Sorry to say that every venue that was directly trying to cover the keynote has to get a mad kitty. I was hoping for better.
Irritated Kitties
Starting with a sort of "irritated kitty" were engadget and gizmodo ... both of their live posts timed out quite a bit at first, then settled down and responded ok, albeit slowly.
Tried following the twitter feed of TUAW, but twitter's website started timing out a few minutes before the start of the keynote. Kept timing out for another five or ten minutes, so I gave up. Btw, don't know about their SMS distribution since I choose to turn it off momentarily (I do have biz to do!).
[update] Twitter died hard during the keynote.
Mad Kitties

[update] Crunchgear was apparently pretty hosed during the event.
Ran into "stevenotelive.com" and tried that ... had it up for a half hour before the start of the event, during which they ran a continuos loop boasting on their "ridiculous bandwidth". They had a little counter that was over a thousand 15 minutes before the start of the event, and then ...

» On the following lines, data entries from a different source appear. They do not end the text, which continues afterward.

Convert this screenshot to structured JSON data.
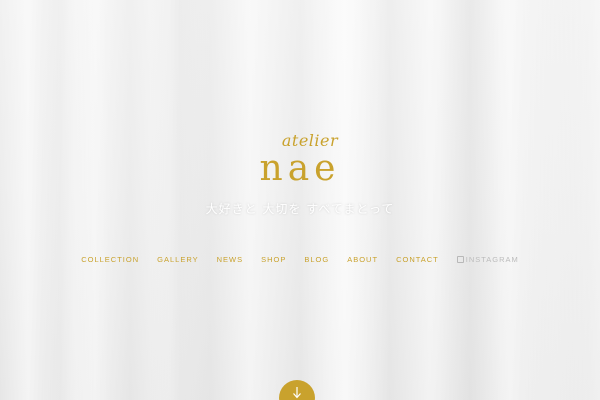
{
  "brand": {
    "sub": "atelier",
    "main": "nae"
  },
  "tagline": "大好きと 大切を すべてまとって",
  "nav": {
    "items": [
      {
        "label": "COLLECTION"
      },
      {
        "label": "GALLERY"
      },
      {
        "label": "NEWS"
      },
      {
        "label": "SHOP"
      },
      {
        "label": "BLOG"
      },
      {
        "label": "ABOUT"
      },
      {
        "label": "CONTACT"
      }
    ],
    "instagram": "INSTAGRAM"
  },
  "icons": {
    "scroll": "arrow-down-icon",
    "instagram": "instagram-icon"
  },
  "colors": {
    "accent": "#c9a22d",
    "muted": "#bcbcbc",
    "background": "#eeeeee"
  }
}
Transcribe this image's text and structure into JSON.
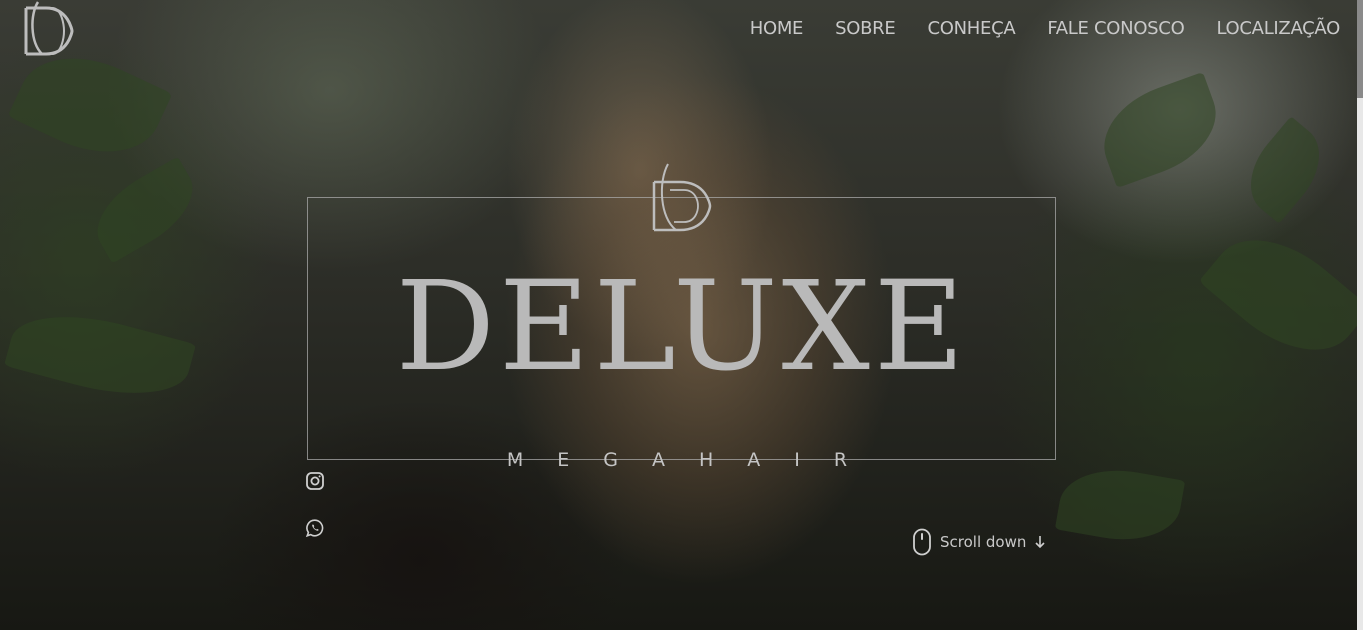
{
  "header": {
    "logo_icon": "deluxe-monogram-icon",
    "nav": [
      {
        "label": "HOME"
      },
      {
        "label": "SOBRE"
      },
      {
        "label": "CONHEÇA"
      },
      {
        "label": "FALE CONOSCO"
      },
      {
        "label": "LOCALIZAÇÃO"
      }
    ]
  },
  "hero": {
    "brand_name": "DELUXE",
    "brand_tagline": "MEGAHAIR",
    "social": [
      {
        "icon": "instagram-icon"
      },
      {
        "icon": "whatsapp-icon"
      }
    ],
    "scroll_label": "Scroll down",
    "scroll_icon": "mouse-icon"
  },
  "colors": {
    "text": "#c9c9c9",
    "frame": "#aaaaaa",
    "overlay": "#1a1b16"
  }
}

They were right, it was pretty ridiculous. So ridiculous that when the event started it just blew it's guts all over the floor. I was never able to get a connection, much less sustain any streaming whatsoever.
Apple didn't even try to broadcast the event, and the promised iphone updates were not available when Jobs said that they were.

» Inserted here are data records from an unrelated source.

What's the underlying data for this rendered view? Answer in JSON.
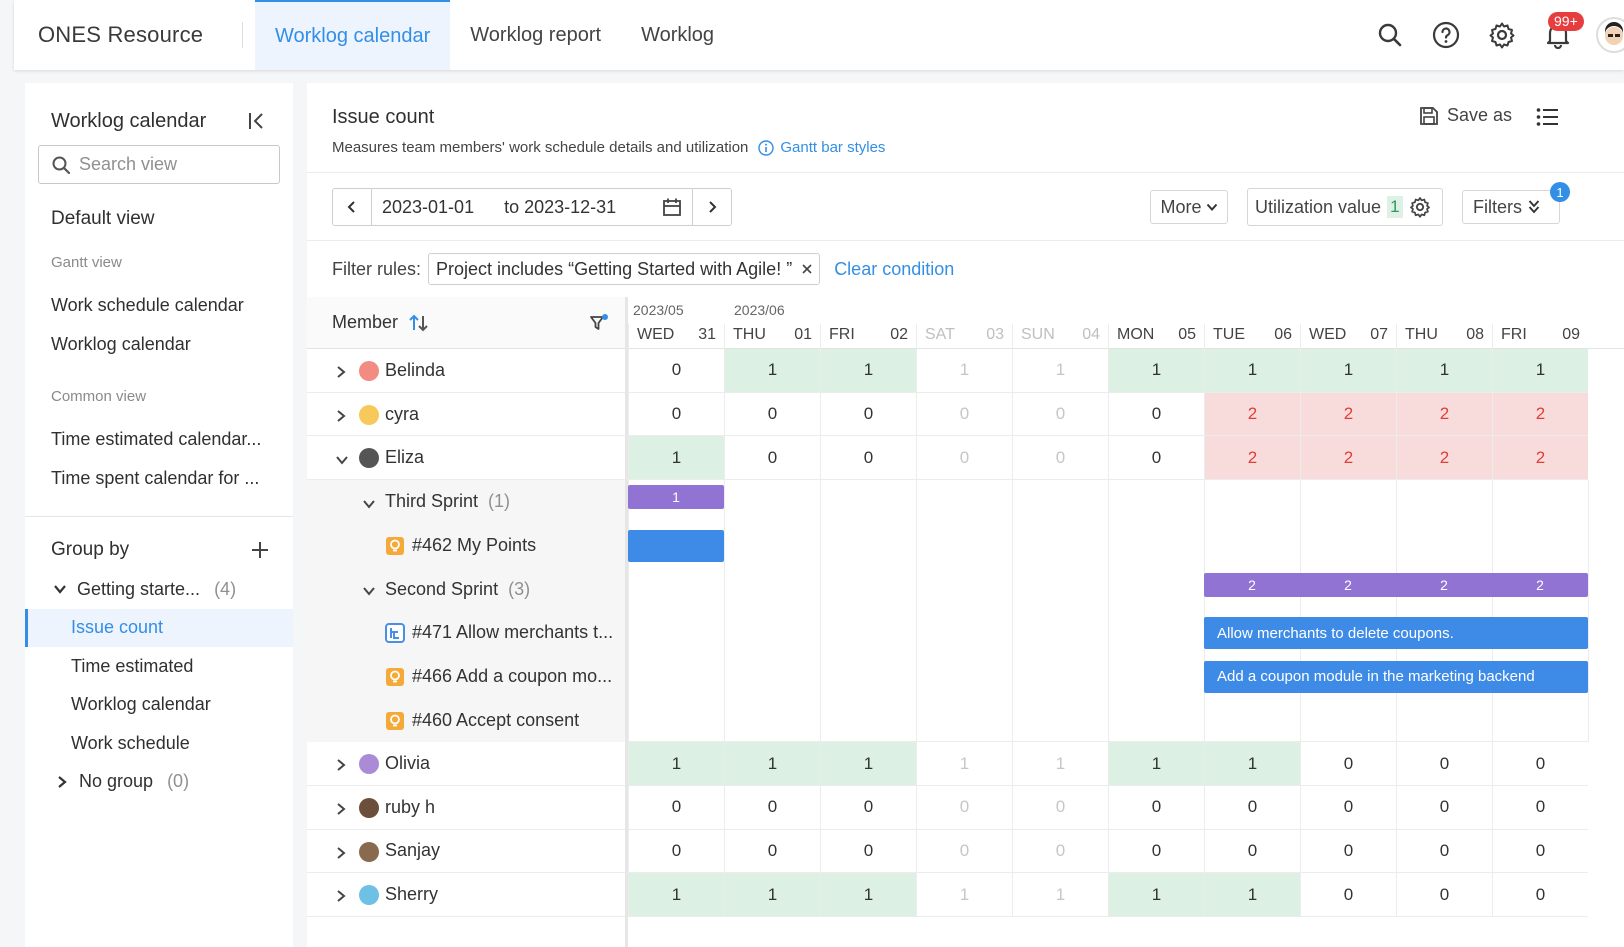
{
  "app": {
    "title": "ONES Resource"
  },
  "tabs": [
    {
      "label": "Worklog calendar",
      "active": true
    },
    {
      "label": "Worklog report",
      "active": false
    },
    {
      "label": "Worklog",
      "active": false
    }
  ],
  "topbar": {
    "notification_badge": "99+"
  },
  "sidebar": {
    "title": "Worklog calendar",
    "search_placeholder": "Search view",
    "default_view": "Default view",
    "gantt_label": "Gantt view",
    "gantt_items": [
      "Work schedule calendar",
      "Worklog calendar"
    ],
    "common_label": "Common view",
    "common_items": [
      "Time estimated calendar...",
      "Time spent calendar for ..."
    ],
    "group_by": "Group by",
    "tree": [
      {
        "label": "Getting starte...",
        "count": "(4)"
      },
      {
        "label": "Issue count",
        "selected": true
      },
      {
        "label": "Time estimated"
      },
      {
        "label": "Worklog calendar"
      },
      {
        "label": "Work schedule"
      },
      {
        "label": "No group",
        "count": "(0)"
      }
    ]
  },
  "main": {
    "title": "Issue count",
    "subtitle": "Measures team members' work schedule details and utilization",
    "gantt_link": "Gantt bar styles",
    "save_as": "Save as",
    "date_from": "2023-01-01",
    "date_to": "to 2023-12-31",
    "more": "More",
    "utilization_label": "Utilization value",
    "utilization_value": "1",
    "filters": "Filters",
    "filters_badge": "1",
    "filter_rules_label": "Filter rules:",
    "filter_tag": "Project includes “Getting Started with Agile! ”",
    "clear_condition": "Clear condition"
  },
  "grid": {
    "member_header": "Member",
    "months": [
      "2023/05",
      "2023/06"
    ],
    "days": [
      {
        "wd": "WED",
        "dn": "31",
        "weekend": false
      },
      {
        "wd": "THU",
        "dn": "01",
        "weekend": false
      },
      {
        "wd": "FRI",
        "dn": "02",
        "weekend": false
      },
      {
        "wd": "SAT",
        "dn": "03",
        "weekend": true
      },
      {
        "wd": "SUN",
        "dn": "04",
        "weekend": true
      },
      {
        "wd": "MON",
        "dn": "05",
        "weekend": false
      },
      {
        "wd": "TUE",
        "dn": "06",
        "weekend": false
      },
      {
        "wd": "WED",
        "dn": "07",
        "weekend": false
      },
      {
        "wd": "THU",
        "dn": "08",
        "weekend": false
      },
      {
        "wd": "FRI",
        "dn": "09",
        "weekend": false
      }
    ],
    "members": [
      {
        "name": "Belinda",
        "values": [
          0,
          1,
          1,
          1,
          1,
          1,
          1,
          1,
          1,
          1
        ],
        "avatar_color": "#f28b82"
      },
      {
        "name": "cyra",
        "values": [
          0,
          0,
          0,
          0,
          0,
          0,
          2,
          2,
          2,
          2
        ],
        "avatar_color": "#f6c95a"
      },
      {
        "name": "Eliza",
        "values": [
          1,
          0,
          0,
          0,
          0,
          0,
          2,
          2,
          2,
          2
        ],
        "avatar_color": "#555555",
        "expanded": true
      },
      {
        "name": "Olivia",
        "values": [
          1,
          1,
          1,
          1,
          1,
          1,
          1,
          0,
          0,
          0
        ],
        "avatar_color": "#a98bd6"
      },
      {
        "name": "ruby h",
        "values": [
          0,
          0,
          0,
          0,
          0,
          0,
          0,
          0,
          0,
          0
        ],
        "avatar_color": "#6b4f3a"
      },
      {
        "name": "Sanjay",
        "values": [
          0,
          0,
          0,
          0,
          0,
          0,
          0,
          0,
          0,
          0
        ],
        "avatar_color": "#8a6a4f"
      },
      {
        "name": "Sherry",
        "values": [
          1,
          1,
          1,
          1,
          1,
          1,
          1,
          0,
          0,
          0
        ],
        "avatar_color": "#6ec1e4"
      }
    ],
    "subrows": [
      {
        "type": "sprint",
        "label": "Third Sprint",
        "count": "(1)"
      },
      {
        "type": "issue",
        "label": "#462 My Points",
        "icon": "bulb"
      },
      {
        "type": "sprint",
        "label": "Second Sprint",
        "count": "(3)"
      },
      {
        "type": "issue",
        "label": "#471 Allow merchants t...",
        "icon": "story"
      },
      {
        "type": "issue",
        "label": "#466 Add a coupon mo...",
        "icon": "bulb"
      },
      {
        "type": "issue",
        "label": "#460 Accept consent",
        "icon": "bulb"
      }
    ],
    "bars": {
      "third_sprint_value": "1",
      "second_sprint_values": [
        "2",
        "2",
        "2",
        "2"
      ],
      "task_471": "Allow merchants to delete coupons.",
      "task_466": "Add a coupon module in the marketing backend"
    }
  },
  "colors": {
    "accent": "#338fe5",
    "green_cell": "#dcf0e4",
    "red_cell": "#f8dcdc",
    "sprint_bar": "#9173d3",
    "task_bar": "#3d8be6"
  }
}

But probably the biggest mad kitty of all goes to Randy Newman, who apparently compared the US and President Bush to Hitler and Stalin. The US has zillions of flaws, but that's not even rational. I think this dude's been on the road (or something else) WAY too long. Time to retire, Randy.
The Verdict
For a little speech that is big by tech-world standards, not much worked very well. As far as I'm aware there weren't any live streaming systems that worked at all. The text-based wide-distribution stuff (I focused on twitter) didn't make it. The blog-based stuff worked intermittently, and the iphone update server reported errors for awhile.

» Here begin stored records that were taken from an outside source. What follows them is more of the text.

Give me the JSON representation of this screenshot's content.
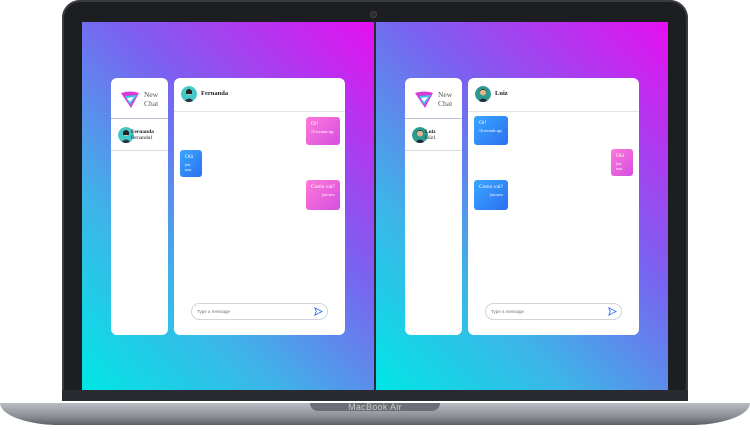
{
  "device": {
    "label": "MacBook Air"
  },
  "panels": [
    {
      "sidebar": {
        "brand": "New Chat",
        "contact": {
          "name": "Fernanda",
          "username": "fernanda1"
        }
      },
      "chat": {
        "contact_name": "Fernanda",
        "messages": [
          {
            "text": "Oi!",
            "time": "10 seconds ago",
            "dir": "out"
          },
          {
            "text": "Olá",
            "time": "just now",
            "dir": "in"
          },
          {
            "text": "Como vai?",
            "time": "just now",
            "dir": "out"
          }
        ],
        "input_placeholder": "Type a message"
      }
    },
    {
      "sidebar": {
        "brand": "New Chat",
        "contact": {
          "name": "Luiz",
          "username": "luiz1"
        }
      },
      "chat": {
        "contact_name": "Luiz",
        "messages": [
          {
            "text": "Oi!",
            "time": "10 seconds ago",
            "dir": "in"
          },
          {
            "text": "Olá",
            "time": "just now",
            "dir": "out"
          },
          {
            "text": "Como vai?",
            "time": "just now",
            "dir": "in"
          }
        ],
        "input_placeholder": "Type a message"
      }
    }
  ],
  "colors": {
    "gradient_start": "#00e6e6",
    "gradient_end": "#e60ff0",
    "out_bubble": "#e455e6",
    "in_bubble": "#2e8af6"
  }
}
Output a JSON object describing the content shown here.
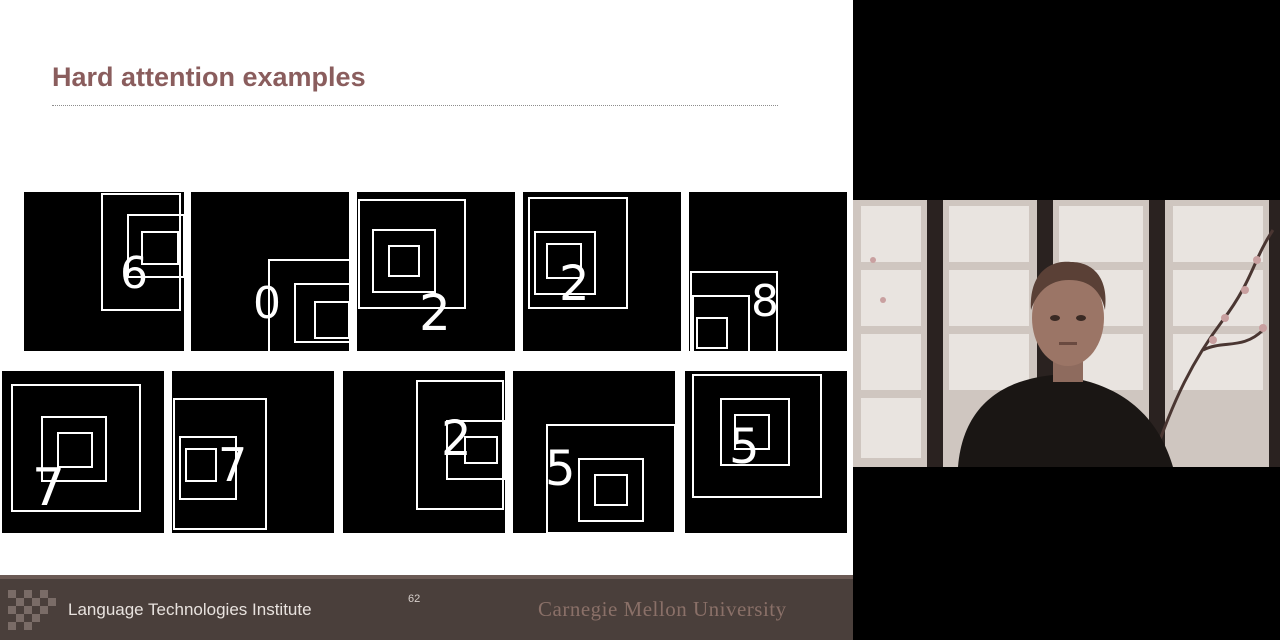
{
  "slide": {
    "title": "Hard attention examples",
    "page_number": "62"
  },
  "figure": {
    "tiles": [
      {
        "digit": "6"
      },
      {
        "digit": "0"
      },
      {
        "digit": "2"
      },
      {
        "digit": "2"
      },
      {
        "digit": "8"
      },
      {
        "digit": "7"
      },
      {
        "digit": "7"
      },
      {
        "digit": "2"
      },
      {
        "digit": "5"
      },
      {
        "digit": "5"
      }
    ]
  },
  "footer": {
    "organization": "Language Technologies Institute",
    "university": "Carnegie Mellon University"
  },
  "webcam": {
    "label": "presenter-video"
  },
  "colors": {
    "title": "#8a5d5d",
    "footer_bg": "#4a3f3b",
    "footer_text": "#e8e2de",
    "university_text": "#8a7068"
  }
}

Of course, this is not a comprehensive view ... just a little core-sample from our own industry's back yard. I think the right answer is that our industry still has a long way to go to handle modest special-interest scale, without even beginning to deal with truly society-wide scale.
First things first, I suppose - let's starting using more app fabrics to make the basics work better!
[update] Apple software update does appear to be creaking along now, a half hour after the keynote ended.
[update 2] The Macbook Air looks pretty cool though, I must admit!
[update 3] Engadget sort of owns up to their outages ... nobody else does so far.
[update 4] Crunchgear posts their own mea culpa.